Firm up your core vocabulary. Listen to how people talk and don’t be afraid of mimicking it. Words like “the” and “said” are almost invisible to a reader. Don’t leave them wondering who said what; “he said” and “she said” flow right on past a reader without sounding repetitive nine times out of ten. Avoid too many adverbs. If someone must masterfully navigate the cleverly subversive and ironically candid prose of your opus, well… they’ll ‘probably’ put it down. You can use long sentences of course, and do vary your structure, but make sure you always get straight to the point without any unnecessary diversions along the way.

5. Rinse and repeat

As the joke goes: “How do you get to Carnegie Hall? Practice, practice, practice.” The same is true for any professional endeavor. You learn by doing so keep on doing it. Don’t get bogged down by your first failure or develop severe stage fright from your first success. Keep on moving forward in your craft. Learn from your past works and the way people respond to them, and ignore stories of people who hit the New York Times Bestseller List with their first book. You only hear about those because they’re news, and news is rare, unusual stuff. Most people who make a living at writing write a lot, fail, try again, fail better, and keep on trying.

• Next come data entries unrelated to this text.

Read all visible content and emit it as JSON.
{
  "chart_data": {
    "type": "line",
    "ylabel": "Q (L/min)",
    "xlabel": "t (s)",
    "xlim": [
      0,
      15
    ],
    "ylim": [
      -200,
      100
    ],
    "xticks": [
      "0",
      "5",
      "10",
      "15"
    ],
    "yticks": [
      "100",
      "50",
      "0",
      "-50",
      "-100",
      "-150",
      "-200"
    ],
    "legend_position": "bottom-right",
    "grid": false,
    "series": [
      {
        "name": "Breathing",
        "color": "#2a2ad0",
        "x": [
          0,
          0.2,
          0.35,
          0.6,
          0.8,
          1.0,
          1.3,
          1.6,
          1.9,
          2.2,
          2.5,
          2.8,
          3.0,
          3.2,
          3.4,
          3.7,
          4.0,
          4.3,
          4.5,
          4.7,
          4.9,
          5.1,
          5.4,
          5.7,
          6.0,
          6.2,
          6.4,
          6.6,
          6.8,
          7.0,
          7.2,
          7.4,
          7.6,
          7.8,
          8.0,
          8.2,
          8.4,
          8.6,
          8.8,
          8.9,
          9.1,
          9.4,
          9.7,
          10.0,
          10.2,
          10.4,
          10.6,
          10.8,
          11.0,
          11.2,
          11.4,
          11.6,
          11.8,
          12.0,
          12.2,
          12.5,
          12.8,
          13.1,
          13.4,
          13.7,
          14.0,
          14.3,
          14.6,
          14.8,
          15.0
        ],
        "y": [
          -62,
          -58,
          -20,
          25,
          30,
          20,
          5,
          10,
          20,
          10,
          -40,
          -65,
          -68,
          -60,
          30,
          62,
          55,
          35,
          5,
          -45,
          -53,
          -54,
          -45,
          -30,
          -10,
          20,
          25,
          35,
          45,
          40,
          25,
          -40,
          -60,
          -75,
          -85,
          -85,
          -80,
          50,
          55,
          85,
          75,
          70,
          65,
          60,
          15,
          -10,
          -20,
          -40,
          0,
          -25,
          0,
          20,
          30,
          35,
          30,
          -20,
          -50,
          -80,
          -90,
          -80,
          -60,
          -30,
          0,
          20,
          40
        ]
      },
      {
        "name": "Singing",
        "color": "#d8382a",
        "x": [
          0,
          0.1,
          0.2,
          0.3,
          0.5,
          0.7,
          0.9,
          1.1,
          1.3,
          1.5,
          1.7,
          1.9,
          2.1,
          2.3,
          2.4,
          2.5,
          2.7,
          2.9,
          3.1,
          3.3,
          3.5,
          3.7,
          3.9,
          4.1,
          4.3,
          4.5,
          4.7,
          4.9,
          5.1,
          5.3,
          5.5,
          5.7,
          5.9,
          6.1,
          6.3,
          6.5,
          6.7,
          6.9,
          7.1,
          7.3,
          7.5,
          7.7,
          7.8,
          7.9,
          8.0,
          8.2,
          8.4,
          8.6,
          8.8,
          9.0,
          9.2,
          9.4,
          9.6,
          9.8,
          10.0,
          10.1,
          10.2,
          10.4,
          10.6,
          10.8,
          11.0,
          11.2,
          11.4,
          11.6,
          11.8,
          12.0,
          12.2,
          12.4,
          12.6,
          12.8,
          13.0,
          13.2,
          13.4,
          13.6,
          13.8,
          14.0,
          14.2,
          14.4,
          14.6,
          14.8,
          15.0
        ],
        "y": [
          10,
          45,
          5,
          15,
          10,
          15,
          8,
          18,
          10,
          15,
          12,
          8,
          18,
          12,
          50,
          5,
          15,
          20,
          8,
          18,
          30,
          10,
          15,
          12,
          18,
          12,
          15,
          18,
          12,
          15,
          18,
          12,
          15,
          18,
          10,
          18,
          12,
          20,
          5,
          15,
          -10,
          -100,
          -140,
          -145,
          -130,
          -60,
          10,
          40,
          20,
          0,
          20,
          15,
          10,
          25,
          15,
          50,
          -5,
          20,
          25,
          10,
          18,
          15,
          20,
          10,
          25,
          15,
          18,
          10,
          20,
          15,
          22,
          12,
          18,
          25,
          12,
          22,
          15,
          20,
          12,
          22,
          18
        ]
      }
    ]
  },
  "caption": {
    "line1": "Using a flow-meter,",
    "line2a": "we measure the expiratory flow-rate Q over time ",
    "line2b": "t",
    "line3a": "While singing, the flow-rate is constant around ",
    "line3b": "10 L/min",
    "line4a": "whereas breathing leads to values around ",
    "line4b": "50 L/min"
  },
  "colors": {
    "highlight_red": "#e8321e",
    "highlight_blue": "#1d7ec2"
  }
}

Some people believe that becoming marketable is about writing like other people, but that’s not true. Becoming marketable requires writing like only you can, in a way that everyone can relate to. It’s no easy feat, but you might as well get started on that endeavor now.

 
 
                                   

18 Comments

    1. Thanks! And yes, English has a lot of little short words that we just skim right over without noticing, even though once you write them down, you realize how often we repeat them.

  1. {Melinda} I’ve been a freelance writer for years and I can say that all these tips are right on! I think #5 is the most important … keep writing and don’t give up!!

    1. Thanks! And yes, #1 for me is the hardest. Most of my drafting time, I’m peeling away layers until I can write from the heart. Some people do it naturally, and I envy them!

    1. Thanks for the kind words! And yes, though I suppose that’s true with any major project or career path.